Sebagaimana firman Allah dalam surat At-Tin (95) : 4):

“Sesungguhnya kami telah menciptakan manusia dalam bentuk yang
sebaik-baiknya”(Q.S. At-Tin (95) : 4).
Di dalam diri
manusia terdapat dua kepentingan yaitu kepentingan individu dan sosial. Dalam
kepentingan individu manusia berusaha untuk memenuhi kebutuhan pribadi.
Sedangkan dalam kepentingan sosial manusia berusaha untuk memenuhi kebutuhan
bersama. Oleh karena itu, hakikat manusia terdiri dari beberapa unsur yang
meliputi:
1.
Susunan
kodrat manusia yang terdiri atas jiwa dan raga.
2.
Sifat
kodrat terdiri atas makhluk individu dan sosial
3.
Kedudukan
kodrat terdiri atas makhluk yang berdiri sendiri dan makhluk Tuhan.
Berdasarkan hal
tersebut, maka manusia sebagai makhluk individu dan sosial adalah hakikat
manusia yang memiliki sifat-sifat kodrat yang melekat dirinya. Oleh karena itu,
menurut Notonagoro berdasarkan unsur hakikat manusia diatas, maka manusia
sebagai makhluk individu dan sosial merupakan sifat kodrat dari manusia[3].
Sebagai makhluk
individu manusia dituntut untuk mampu berinteraksi, berkomunikasi, bekerjasama,
dan saling berlomba-lomba melakukan perubahan yang lebih baik dengan individu
lainnya[4].
Sementara sebagai makhluk sosial manusia tidak akan lepas dari berinteraksi
dengan sekitar, ada hubungan secaracvertikal (hubungan dengan Tuhan) dan secara
horizontal (hubungan dengan sesama manusia, alam sekitar, dan makhluk lainnya).
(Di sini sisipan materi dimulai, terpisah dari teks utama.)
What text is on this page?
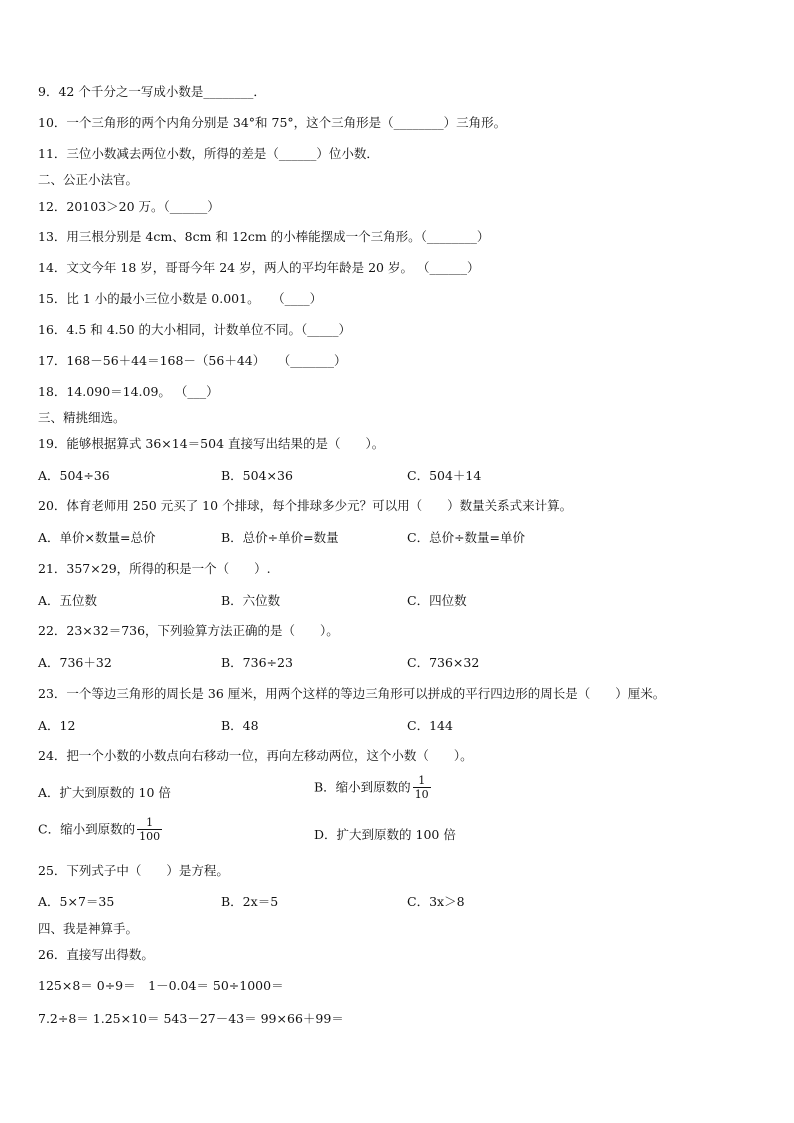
9．42 个千分之一写成小数是________．
10．一个三角形的两个内角分别是 34°和 75°，这个三角形是（________）三角形。
11．三位小数减去两位小数，所得的差是（______）位小数．
二、公正小法官。
12．20103＞20 万。（______）
13．用三根分别是 4cm、8cm 和 12cm 的小棒能摆成一个三角形。（________）
14．文文今年 18 岁，哥哥今年 24 岁，两人的平均年龄是 20 岁。 （______）
15．比 1 小的最小三位小数是 0.001。　　（____）
16．4.5 和 4.50 的大小相同，计数单位不同。（_____）
17．168－56＋44＝168－（56＋44）　　（_______）
18．14.090＝14.09。 （___）
三、精挑细选。
19．能够根据算式 36×14＝504 直接写出结果的是（　　）。
A．504÷36	B．504×36	C．504＋14
20．体育老师用 250 元买了 10 个排球，每个排球多少元？可以用（　　）数量关系式来计算。
A．单价×数量=总价	B．总价÷单价=数量	C．总价÷数量=单价
21．357×29，所得的积是一个（　　）.
A．五位数	B．六位数	C．四位数
22．23×32＝736，下列验算方法正确的是（　　）。
A．736＋32	B．736÷23	C．736×32
23．一个等边三角形的周长是 36 厘米，用两个这样的等边三角形可以拼成的平行四边形的周长是（　　）厘米。
A．12	B．48	C．144
24．把一个小数的小数点向右移动一位，再向左移动两位，这个小数（　　）。
A．扩大到原数的 10 倍	B．缩小到原数的 $\frac{1}{10}$
C．缩小到原数的 $\frac{1}{100}$	D．扩大到原数的 100 倍
25．下列式子中（　　）是方程。
A．5×7＝35	B．2x＝5	C．3x＞8
四、我是神算手。
26．直接写出得数。
125×8＝ 0÷9＝　1－0.04＝ 50÷1000＝
7.2÷8＝ 1.25×10＝ 543－27－43＝ 99×66＋99＝
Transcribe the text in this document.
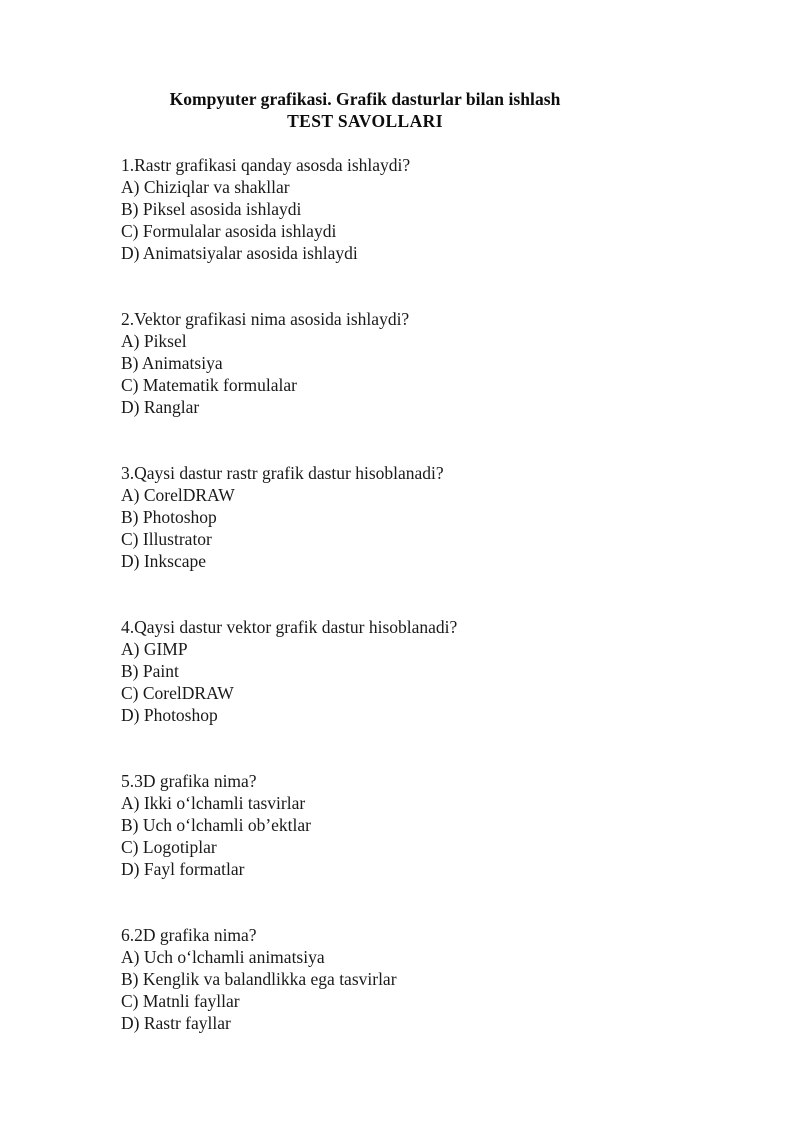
Kompyuter grafikasi. Grafik dasturlar bilan ishlash
TEST SAVOLLARI
1.Rastr grafikasi qanday asosda ishlaydi?
A) Chiziqlar va shakllar
B) Piksel asosida ishlaydi
C) Formulalar asosida ishlaydi
D) Animatsiyalar asosida ishlaydi
2.Vektor grafikasi nima asosida ishlaydi?
A) Piksel
B) Animatsiya
C) Matematik formulalar
D) Ranglar
3.Qaysi dastur rastr grafik dastur hisoblanadi?
A) CorelDRAW
B) Photoshop
C) Illustrator
D) Inkscape
4.Qaysi dastur vektor grafik dastur hisoblanadi?
A) GIMP
B) Paint
C) CorelDRAW
D) Photoshop
5.3D grafika nima?
A) Ikki o‘lchamli tasvirlar
B) Uch o‘lchamli ob’ektlar
C) Logotiplar
D) Fayl formatlar
6.2D grafika nima?
A) Uch o‘lchamli animatsiya
B) Kenglik va balandlikka ega tasvirlar
C) Matnli fayllar
D) Rastr fayllar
Sehingga manusia tidak akan lepas dari berhubungan dengan orang lain. Dalam
hubungan itu kita harus bisa memahami peranan dan kedudukan masing-masing.
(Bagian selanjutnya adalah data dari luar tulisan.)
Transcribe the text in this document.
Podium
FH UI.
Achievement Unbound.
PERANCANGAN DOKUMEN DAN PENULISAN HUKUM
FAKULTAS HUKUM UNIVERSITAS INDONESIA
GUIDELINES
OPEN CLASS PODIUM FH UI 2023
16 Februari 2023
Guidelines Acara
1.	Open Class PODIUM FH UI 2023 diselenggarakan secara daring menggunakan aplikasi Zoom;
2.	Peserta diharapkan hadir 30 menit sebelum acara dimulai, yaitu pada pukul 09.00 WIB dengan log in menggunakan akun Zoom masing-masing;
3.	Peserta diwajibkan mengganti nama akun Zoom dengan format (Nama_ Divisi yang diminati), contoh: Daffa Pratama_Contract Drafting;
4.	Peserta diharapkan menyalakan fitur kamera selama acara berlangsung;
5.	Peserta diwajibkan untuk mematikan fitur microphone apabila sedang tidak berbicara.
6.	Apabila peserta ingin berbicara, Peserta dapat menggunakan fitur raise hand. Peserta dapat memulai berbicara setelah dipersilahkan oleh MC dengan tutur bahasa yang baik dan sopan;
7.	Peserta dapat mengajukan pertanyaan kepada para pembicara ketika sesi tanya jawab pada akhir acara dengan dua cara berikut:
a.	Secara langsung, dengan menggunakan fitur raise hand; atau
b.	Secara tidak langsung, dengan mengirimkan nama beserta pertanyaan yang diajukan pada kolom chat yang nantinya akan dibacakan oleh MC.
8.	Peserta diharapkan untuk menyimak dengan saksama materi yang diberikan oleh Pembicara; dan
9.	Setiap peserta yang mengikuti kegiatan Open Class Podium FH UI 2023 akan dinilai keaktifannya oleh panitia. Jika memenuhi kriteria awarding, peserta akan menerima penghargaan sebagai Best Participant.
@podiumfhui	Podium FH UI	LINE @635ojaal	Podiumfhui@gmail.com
Karena dengan hal tersebut,hubungan manusia dengan sosial akan harmonis dan
tidak terjadi kesalahan. Selain itu, kebutuhan manusia yang saling bertentangan
kalau tidak diatur dalam suatu kaidah atau norma yang jelas, akan menimbulkan kekacauan[5].
Islam melalui
kitab suci Al-Qur’an mengetengahkan risalah, dengan orientasi dasar
membenahi dan meluruskan karakter umat mansuia dengan penekanan yang serasi
dengan garis Islami. Sehingga tidak hanya pola pikir saja yang menjadi obyek
pembenahan tetapi juga hati, yang secara terus menerus diketuk untuk menyadari
dasar-dasar iman. Dengan demikian perbaduan yang serasi antara rasio dan
perasaan imani, akan melahirkan suatu model karakter, suatu bentuk kesadaran
moral, pengamalan dan penerimaan ajaran dari yang mutlak, sampai akhirnya
disebut akhlak al-karimah.[6]
2.2 Definisi Keadilan
Menurut
Poedjawijatna keadilan adalah pengakuan dan perlakuan terhadap hak (yang sah).
Sedangkan dalam literatur Islam, keadilan sesuatu yang digunakan untuk
menunjukkan pada persamaan atau bersikap tengah-tengah atas dua perkara.
Keadilan tersebut berdasarkan keputusan akal yang dikonsultasikan dengan agama[7].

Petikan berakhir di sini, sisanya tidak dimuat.